The first assignment replaces each pair of bits with the sum of those two bits. The second replaces each 4-bit segment with the sum of the two 2-bit integers in that segment. The third replaces each 8-bit segment with the sum of the two 4-bit integers in that segment, and so on.

Note that the final assignment above can be rewritten as follows:

```	x = (x & 0x0000FFFF) + ((x             ) >> 16);
```

That is, there is no need for an and operator to clip off the low bits of a word that are about to be discarded by the shift operator. In addition, the first and operator on this line can be done by a truncate operation on machines that have such a special instruction for this purpose. This may avoid the need to reserve a register for the constant FFFF16.

For machines with shorter words, it is sometimes faster to use a table-lookup, for example, with a 256 entry table giving the bitcounts for the integers from 0 to 255. Given this, you can sum the bitcounts of the bytes of a word. Ultimately, for each computer architecture, there are generally a few different bitcount implementations worth testing to see which is fastest.

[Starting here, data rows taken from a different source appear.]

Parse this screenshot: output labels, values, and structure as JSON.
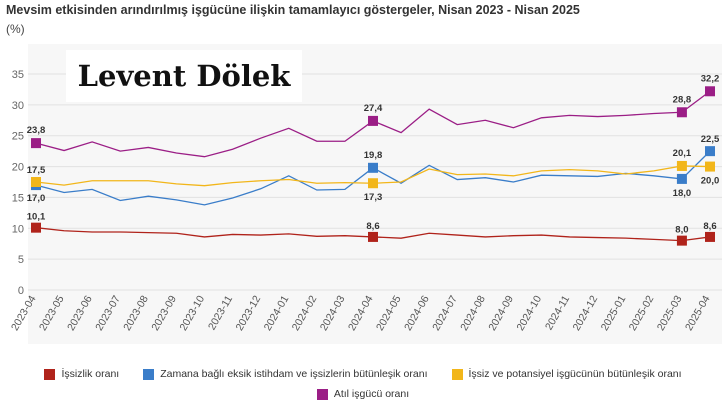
{
  "header": {
    "title": "Mevsim etkisinden arındırılmış işgücüne ilişkin tamamlayıcı göstergeler, Nisan 2023 - Nisan 2025",
    "unit": "(%)"
  },
  "watermark": {
    "text": "Levent Dölek"
  },
  "chart_data": {
    "type": "line",
    "title": "Mevsim etkisinden arındırılmış işgücüne ilişkin tamamlayıcı göstergeler, Nisan 2023 - Nisan 2025",
    "ylabel": "(%)",
    "ylim": [
      0,
      35
    ],
    "yticks": [
      0,
      5,
      10,
      15,
      20,
      25,
      30,
      35
    ],
    "grid": true,
    "legend_position": "bottom",
    "categories": [
      "2023-04",
      "2023-05",
      "2023-06",
      "2023-07",
      "2023-08",
      "2023-09",
      "2023-10",
      "2023-11",
      "2023-12",
      "2024-01",
      "2024-02",
      "2024-03",
      "2024-04",
      "2024-05",
      "2024-06",
      "2024-07",
      "2024-08",
      "2024-09",
      "2024-10",
      "2024-11",
      "2024-12",
      "2025-01",
      "2025-02",
      "2025-03",
      "2025-04"
    ],
    "series": [
      {
        "name": "İşsizlik oranı",
        "color": "#b0231b",
        "values": [
          10.1,
          9.6,
          9.4,
          9.4,
          9.3,
          9.2,
          8.6,
          9.0,
          8.9,
          9.1,
          8.7,
          8.8,
          8.6,
          8.4,
          9.2,
          8.9,
          8.6,
          8.8,
          8.9,
          8.6,
          8.5,
          8.4,
          8.2,
          8.0,
          8.6
        ],
        "labels": [
          {
            "i": 0,
            "text": "10,1"
          },
          {
            "i": 12,
            "text": "8,6"
          },
          {
            "i": 23,
            "text": "8,0"
          },
          {
            "i": 24,
            "text": "8,6"
          }
        ]
      },
      {
        "name": "Zamana bağlı eksik istihdam ve işsizlerin bütünleşik oranı",
        "color": "#3a7dc9",
        "values": [
          17.0,
          15.8,
          16.3,
          14.5,
          15.2,
          14.6,
          13.8,
          14.9,
          16.4,
          18.5,
          16.2,
          16.3,
          19.8,
          17.3,
          20.2,
          17.9,
          18.2,
          17.5,
          18.6,
          18.5,
          18.4,
          18.9,
          18.5,
          18.0,
          22.5
        ],
        "labels": [
          {
            "i": 0,
            "text": "17,0"
          },
          {
            "i": 12,
            "text": "19,8"
          },
          {
            "i": 23,
            "text": "18,0"
          },
          {
            "i": 24,
            "text": "22,5"
          }
        ]
      },
      {
        "name": "İşsiz ve potansiyel işgücünün bütünleşik oranı",
        "color": "#f2b61a",
        "values": [
          17.5,
          17.0,
          17.7,
          17.7,
          17.7,
          17.2,
          16.9,
          17.4,
          17.7,
          17.9,
          17.3,
          17.4,
          17.3,
          17.5,
          19.6,
          18.7,
          18.8,
          18.5,
          19.3,
          19.5,
          19.3,
          18.8,
          19.3,
          20.1,
          20.0
        ],
        "labels": [
          {
            "i": 0,
            "text": "17,5"
          },
          {
            "i": 12,
            "text": "17,3"
          },
          {
            "i": 23,
            "text": "20,1"
          },
          {
            "i": 24,
            "text": "20,0"
          }
        ]
      },
      {
        "name": "Atıl işgücü oranı",
        "color": "#9b1e86",
        "values": [
          23.8,
          22.6,
          24.0,
          22.5,
          23.1,
          22.2,
          21.6,
          22.8,
          24.6,
          26.2,
          24.1,
          24.1,
          27.4,
          25.5,
          29.3,
          26.8,
          27.5,
          26.3,
          27.9,
          28.3,
          28.1,
          28.3,
          28.6,
          28.8,
          32.2
        ],
        "labels": [
          {
            "i": 0,
            "text": "23,8"
          },
          {
            "i": 12,
            "text": "27,4"
          },
          {
            "i": 23,
            "text": "28,8"
          },
          {
            "i": 24,
            "text": "32,2"
          }
        ]
      }
    ]
  }
}
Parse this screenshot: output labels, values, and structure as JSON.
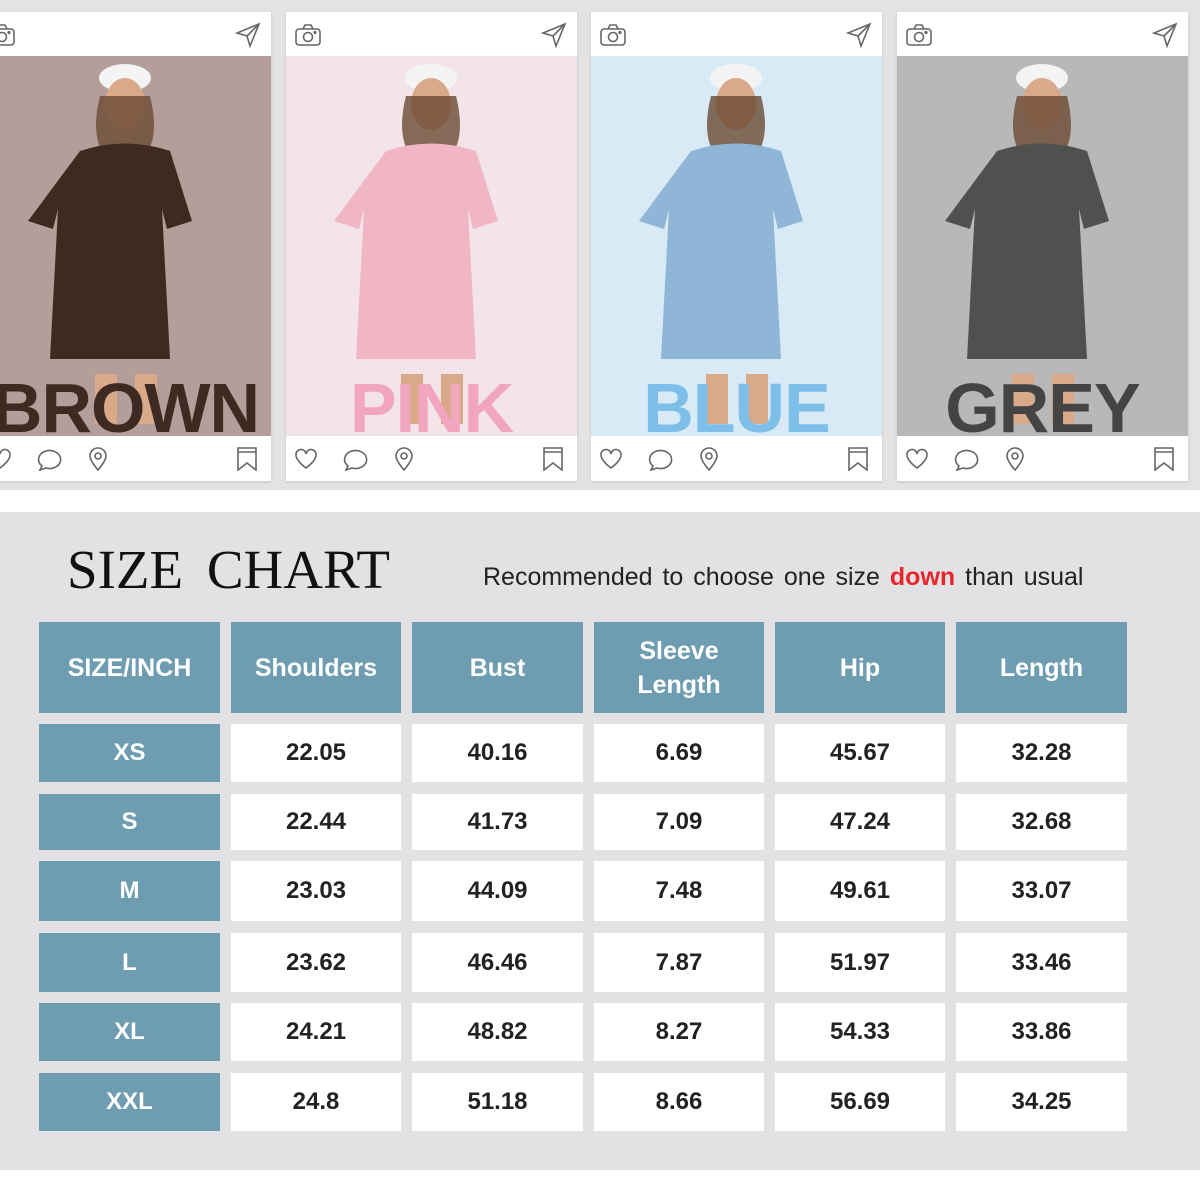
{
  "cards": [
    {
      "color_word": "BROWN",
      "word_color": "#3d2a22",
      "bg": "#b39e9a",
      "dress": "#3f2a22"
    },
    {
      "color_word": "PINK",
      "word_color": "#f2a6bd",
      "bg": "#f2e4e8",
      "dress": "#f0b6c6"
    },
    {
      "color_word": "BLUE",
      "word_color": "#7dbfe8",
      "bg": "#d8eaf6",
      "dress": "#8fb6d6"
    },
    {
      "color_word": "GREY",
      "word_color": "#444444",
      "bg": "#b8b8b8",
      "dress": "#4f514f"
    }
  ],
  "icons": {
    "header": [
      "camera-icon",
      "send-icon"
    ],
    "footer": [
      "heart-icon",
      "comment-icon",
      "location-pin-icon",
      "bookmark-icon"
    ]
  },
  "size_chart": {
    "title": "SIZE CHART",
    "note_before": "Recommended to choose one size ",
    "note_highlight": "down",
    "note_after": " than usual",
    "header_color": "#6e9db1",
    "highlight_color": "#e8262b",
    "columns": [
      "SIZE/INCH",
      "Shoulders",
      "Bust",
      "Sleeve Length",
      "Hip",
      "Length"
    ],
    "rows": [
      [
        "XS",
        "22.05",
        "40.16",
        "6.69",
        "45.67",
        "32.28"
      ],
      [
        "S",
        "22.44",
        "41.73",
        "7.09",
        "47.24",
        "32.68"
      ],
      [
        "M",
        "23.03",
        "44.09",
        "7.48",
        "49.61",
        "33.07"
      ],
      [
        "L",
        "23.62",
        "46.46",
        "7.87",
        "51.97",
        "33.46"
      ],
      [
        "XL",
        "24.21",
        "48.82",
        "8.27",
        "54.33",
        "33.86"
      ],
      [
        "XXL",
        "24.8",
        "51.18",
        "8.66",
        "56.69",
        "34.25"
      ]
    ]
  }
}
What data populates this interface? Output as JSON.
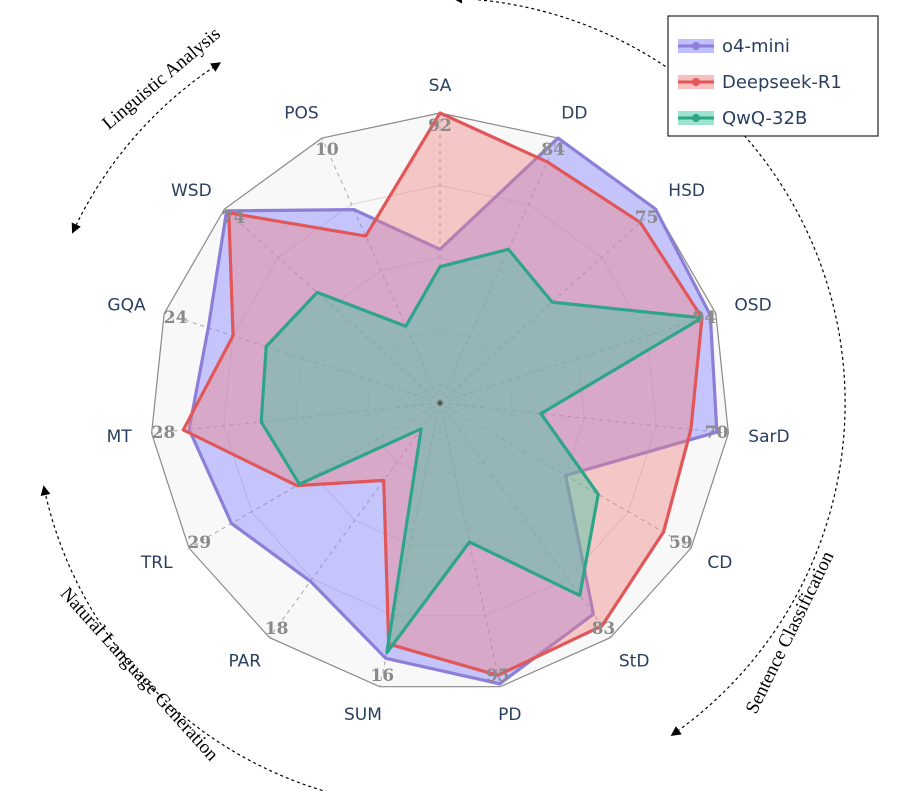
{
  "chart_data": {
    "type": "radar",
    "axes": [
      "SA",
      "DD",
      "HSD",
      "OSD",
      "SarD",
      "CD",
      "StD",
      "PD",
      "SUM",
      "PAR",
      "TRL",
      "MT",
      "GQA",
      "WSD",
      "POS"
    ],
    "axis_max_labels": [
      "92",
      "84",
      "75",
      "94",
      "70",
      "59",
      "83",
      "95",
      "16",
      "18",
      "29",
      "28",
      "24",
      "74",
      "10"
    ],
    "axis_max": [
      92,
      84,
      75,
      94,
      70,
      59,
      83,
      95,
      16,
      18,
      29,
      28,
      24,
      74,
      10
    ],
    "radial_range": [
      0,
      1
    ],
    "grid": true,
    "legend_position": "top-right",
    "series": [
      {
        "name": "o4-mini",
        "color": "#7f7fff",
        "stroke": "#8c7fd8",
        "values": [
          0.53,
          1.0,
          1.0,
          0.98,
          0.96,
          0.5,
          0.9,
          0.99,
          0.9,
          0.76,
          0.83,
          0.87,
          0.84,
          0.99,
          0.73
        ]
      },
      {
        "name": "Deepseek-R1",
        "color": "#f08080",
        "stroke": "#e15759",
        "values": [
          1.0,
          0.91,
          0.93,
          0.95,
          0.87,
          0.89,
          0.95,
          0.96,
          0.85,
          0.33,
          0.57,
          0.89,
          0.75,
          0.98,
          0.63
        ]
      },
      {
        "name": "QwQ-32B",
        "color": "#3cc8a0",
        "stroke": "#2ea58a",
        "values": [
          0.47,
          0.58,
          0.52,
          0.95,
          0.35,
          0.63,
          0.82,
          0.49,
          0.88,
          0.11,
          0.56,
          0.62,
          0.63,
          0.57,
          0.29
        ]
      }
    ],
    "groups": [
      "Linguistic Analysis",
      "Sentence Classification",
      "Natural Language Generation"
    ]
  }
}
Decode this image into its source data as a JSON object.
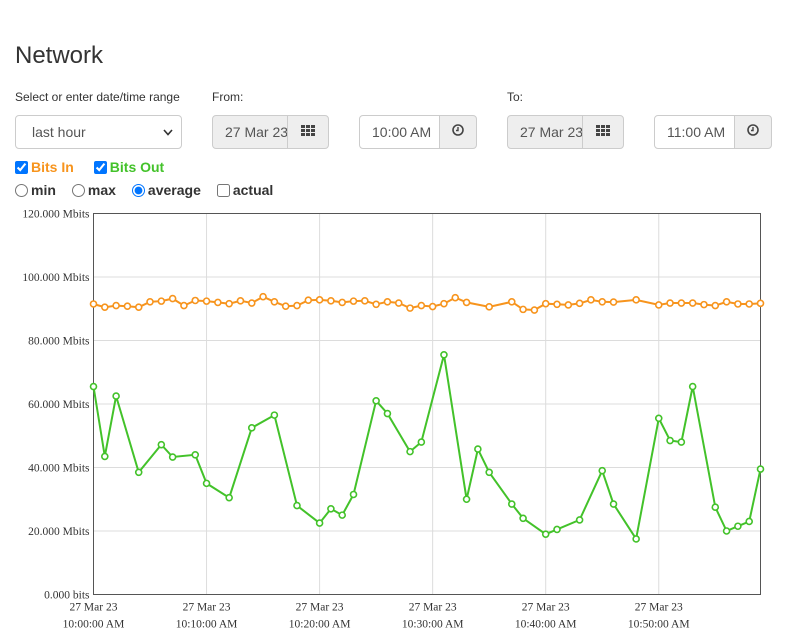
{
  "page": {
    "title": "Network"
  },
  "range": {
    "label": "Select or enter date/time range",
    "selected": "last hour"
  },
  "from": {
    "label": "From:",
    "date": "27 Mar 23",
    "time": "10:00 AM"
  },
  "to": {
    "label": "To:",
    "date": "27 Mar 23",
    "time": "11:00 AM"
  },
  "series_toggles": [
    {
      "label": "Bits In",
      "checked": true,
      "color": "#f7941d"
    },
    {
      "label": "Bits Out",
      "checked": true,
      "color": "#43c22a"
    }
  ],
  "aggregation": {
    "options": [
      "min",
      "max",
      "average"
    ],
    "selected": "average",
    "actual_label": "actual",
    "actual_checked": false
  },
  "icons": {
    "calendar": "calendar-grid-icon",
    "clock": "clock-icon",
    "dropdown": "chevron-down-icon"
  },
  "chart_data": {
    "type": "line",
    "ylim": [
      0,
      120
    ],
    "yticks": [
      "0.000 bits",
      "20.000 Mbits",
      "40.000 Mbits",
      "60.000 Mbits",
      "80.000 Mbits",
      "100.000 Mbits",
      "120.000 Mbits"
    ],
    "xlim": [
      "10:00:00",
      "10:59:00"
    ],
    "xticks": [
      {
        "date": "27 Mar 23",
        "time": "10:00:00 AM"
      },
      {
        "date": "27 Mar 23",
        "time": "10:10:00 AM"
      },
      {
        "date": "27 Mar 23",
        "time": "10:20:00 AM"
      },
      {
        "date": "27 Mar 23",
        "time": "10:30:00 AM"
      },
      {
        "date": "27 Mar 23",
        "time": "10:40:00 AM"
      },
      {
        "date": "27 Mar 23",
        "time": "10:50:00 AM"
      }
    ],
    "grid": true,
    "series": [
      {
        "name": "Bits In",
        "color": "#f7941d",
        "points": [
          [
            "10:00:00",
            91.5
          ],
          [
            "10:01:00",
            90.5
          ],
          [
            "10:02:00",
            91
          ],
          [
            "10:03:00",
            90.8
          ],
          [
            "10:04:00",
            90.5
          ],
          [
            "10:05:00",
            92.2
          ],
          [
            "10:06:00",
            92.4
          ],
          [
            "10:07:00",
            93.2
          ],
          [
            "10:08:00",
            91
          ],
          [
            "10:09:00",
            92.6
          ],
          [
            "10:10:00",
            92.4
          ],
          [
            "10:11:00",
            92
          ],
          [
            "10:12:00",
            91.6
          ],
          [
            "10:13:00",
            92.5
          ],
          [
            "10:14:00",
            91.8
          ],
          [
            "10:15:00",
            93.8
          ],
          [
            "10:16:00",
            92.2
          ],
          [
            "10:17:00",
            90.8
          ],
          [
            "10:18:00",
            91
          ],
          [
            "10:19:00",
            92.7
          ],
          [
            "10:20:00",
            92.8
          ],
          [
            "10:21:00",
            92.5
          ],
          [
            "10:22:00",
            92
          ],
          [
            "10:23:00",
            92.4
          ],
          [
            "10:24:00",
            92.5
          ],
          [
            "10:25:00",
            91.4
          ],
          [
            "10:26:00",
            92.2
          ],
          [
            "10:27:00",
            91.8
          ],
          [
            "10:28:00",
            90.2
          ],
          [
            "10:29:00",
            91
          ],
          [
            "10:30:00",
            90.7
          ],
          [
            "10:31:00",
            91.6
          ],
          [
            "10:32:00",
            93.5
          ],
          [
            "10:33:00",
            92
          ],
          [
            "10:35:00",
            90.6
          ],
          [
            "10:37:00",
            92.2
          ],
          [
            "10:38:00",
            89.8
          ],
          [
            "10:39:00",
            89.6
          ],
          [
            "10:40:00",
            91.6
          ],
          [
            "10:41:00",
            91.4
          ],
          [
            "10:42:00",
            91.2
          ],
          [
            "10:43:00",
            91.7
          ],
          [
            "10:44:00",
            92.8
          ],
          [
            "10:45:00",
            92.2
          ],
          [
            "10:46:00",
            92.1
          ],
          [
            "10:48:00",
            92.8
          ],
          [
            "10:50:00",
            91.2
          ],
          [
            "10:51:00",
            91.8
          ],
          [
            "10:52:00",
            91.8
          ],
          [
            "10:53:00",
            91.8
          ],
          [
            "10:54:00",
            91.3
          ],
          [
            "10:55:00",
            91
          ],
          [
            "10:56:00",
            92.2
          ],
          [
            "10:57:00",
            91.5
          ],
          [
            "10:58:00",
            91.5
          ],
          [
            "10:59:00",
            91.7
          ]
        ]
      },
      {
        "name": "Bits Out",
        "color": "#43c22a",
        "points": [
          [
            "10:00:00",
            65.5
          ],
          [
            "10:01:00",
            43.5
          ],
          [
            "10:02:00",
            62.5
          ],
          [
            "10:04:00",
            38.5
          ],
          [
            "10:06:00",
            47.2
          ],
          [
            "10:07:00",
            43.3
          ],
          [
            "10:09:00",
            44
          ],
          [
            "10:10:00",
            35
          ],
          [
            "10:12:00",
            30.5
          ],
          [
            "10:14:00",
            52.5
          ],
          [
            "10:16:00",
            56.5
          ],
          [
            "10:18:00",
            28
          ],
          [
            "10:20:00",
            22.5
          ],
          [
            "10:21:00",
            27
          ],
          [
            "10:22:00",
            25
          ],
          [
            "10:23:00",
            31.5
          ],
          [
            "10:25:00",
            61
          ],
          [
            "10:26:00",
            57
          ],
          [
            "10:28:00",
            45
          ],
          [
            "10:29:00",
            48
          ],
          [
            "10:31:00",
            75.5
          ],
          [
            "10:33:00",
            30
          ],
          [
            "10:34:00",
            45.8
          ],
          [
            "10:35:00",
            38.5
          ],
          [
            "10:37:00",
            28.5
          ],
          [
            "10:38:00",
            24
          ],
          [
            "10:40:00",
            19
          ],
          [
            "10:41:00",
            20.5
          ],
          [
            "10:43:00",
            23.5
          ],
          [
            "10:45:00",
            39
          ],
          [
            "10:46:00",
            28.5
          ],
          [
            "10:48:00",
            17.5
          ],
          [
            "10:50:00",
            55.5
          ],
          [
            "10:51:00",
            48.5
          ],
          [
            "10:52:00",
            48
          ],
          [
            "10:53:00",
            65.5
          ],
          [
            "10:55:00",
            27.5
          ],
          [
            "10:56:00",
            20
          ],
          [
            "10:57:00",
            21.5
          ],
          [
            "10:58:00",
            23
          ],
          [
            "10:59:00",
            39.5
          ]
        ]
      }
    ]
  }
}
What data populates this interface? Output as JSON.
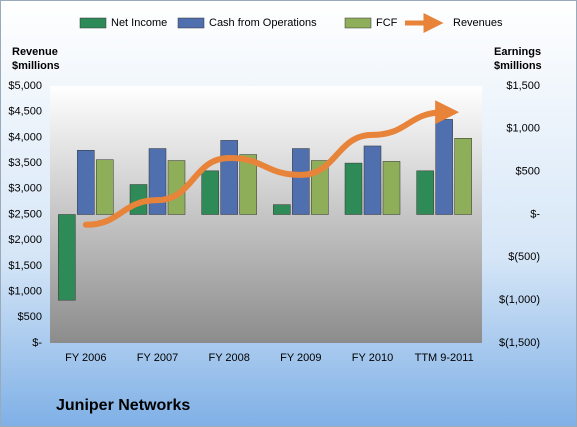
{
  "chart_data": {
    "type": "combo",
    "title": "Juniper Networks",
    "ylabel_lines": [
      "Revenue",
      "$millions"
    ],
    "y2label_lines": [
      "Earnings",
      "$millions"
    ],
    "categories": [
      "FY 2006",
      "FY 2007",
      "FY 2008",
      "FY 2009",
      "FY 2010",
      "TTM 9-2011"
    ],
    "series": [
      {
        "name": "Net Income",
        "type": "bar",
        "axis": "y2",
        "color": "#2e8b57",
        "values": [
          -1000,
          350,
          510,
          115,
          600,
          510
        ]
      },
      {
        "name": "Cash from Operations",
        "type": "bar",
        "axis": "y2",
        "color": "#4f6fae",
        "values": [
          750,
          770,
          865,
          770,
          800,
          1110
        ]
      },
      {
        "name": "FCF",
        "type": "bar",
        "axis": "y2",
        "color": "#8fae5a",
        "values": [
          640,
          630,
          700,
          630,
          620,
          890
        ]
      },
      {
        "name": "Revenues",
        "type": "line",
        "axis": "y",
        "color": "#e8833a",
        "values": [
          2300,
          2780,
          3600,
          3270,
          4050,
          4490
        ]
      }
    ],
    "ylim": [
      0,
      5000
    ],
    "yticks": [
      {
        "value": 0,
        "label": "$-"
      },
      {
        "value": 500,
        "label": "$500"
      },
      {
        "value": 1000,
        "label": "$1,000"
      },
      {
        "value": 1500,
        "label": "$1,500"
      },
      {
        "value": 2000,
        "label": "$2,000"
      },
      {
        "value": 2500,
        "label": "$2,500"
      },
      {
        "value": 3000,
        "label": "$3,000"
      },
      {
        "value": 3500,
        "label": "$3,500"
      },
      {
        "value": 4000,
        "label": "$4,000"
      },
      {
        "value": 4500,
        "label": "$4,500"
      },
      {
        "value": 5000,
        "label": "$5,000"
      }
    ],
    "y2lim": [
      -1500,
      1500
    ],
    "y2ticks": [
      {
        "value": -1500,
        "label": "$(1,500)"
      },
      {
        "value": -1000,
        "label": "$(1,000)"
      },
      {
        "value": -500,
        "label": "$(500)"
      },
      {
        "value": 0,
        "label": "$-"
      },
      {
        "value": 500,
        "label": "$500"
      },
      {
        "value": 1000,
        "label": "$1,000"
      },
      {
        "value": 1500,
        "label": "$1,500"
      }
    ]
  }
}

### Reversing the bit order

The reverse operator could also be implemented by a simple loop, shifting the input value left while shifting the output value right. There is, however, a trick implementation of the reverse operator that is closely related to that given for the bitcount operator above:

```unsigned int reverse( unsigned int x ){
x = ((x & 0x55555555) <<  1) + ((x & 0xAAAAAAAA) >>  1);
x = ((x & 0x33333333) <<  2) + ((x & 0xCCCCCCCC) >>  2);
x = ((x & 0x0F0F0F0F) <<  4) + ((x & 0xF0F0F0F0) >>  4);
x = ((x & 0x00FF00FF) <<  8) + ((x & 0xFF00FF00) >>  8);
x = ((x             ) << 16) + ((x             ) >> 16);
return x;
}
```

The first line exchanges each pair of bits. The second line exchanges each consecutive pair of bit pairs. The third line exchanges each consecutive pair of 4-bit fields, and so on. The final line has been optimized to eliminate the need for extra constants, as was done for the bitcount operator.

Note that, if several bitcount and reverse operations are needed, there is value to expanding them as inline macros so that an optimizing compiler can load the obscure constants into registers just once and then use them over and over.

As with the bitcount operator, on machines with a shorter word, a table lookup can be competitive, for example, using a 256 entry table to reverse the order of bits in each byte. Trial and error is generally the best way to figure out which algorithm will win in any particular context.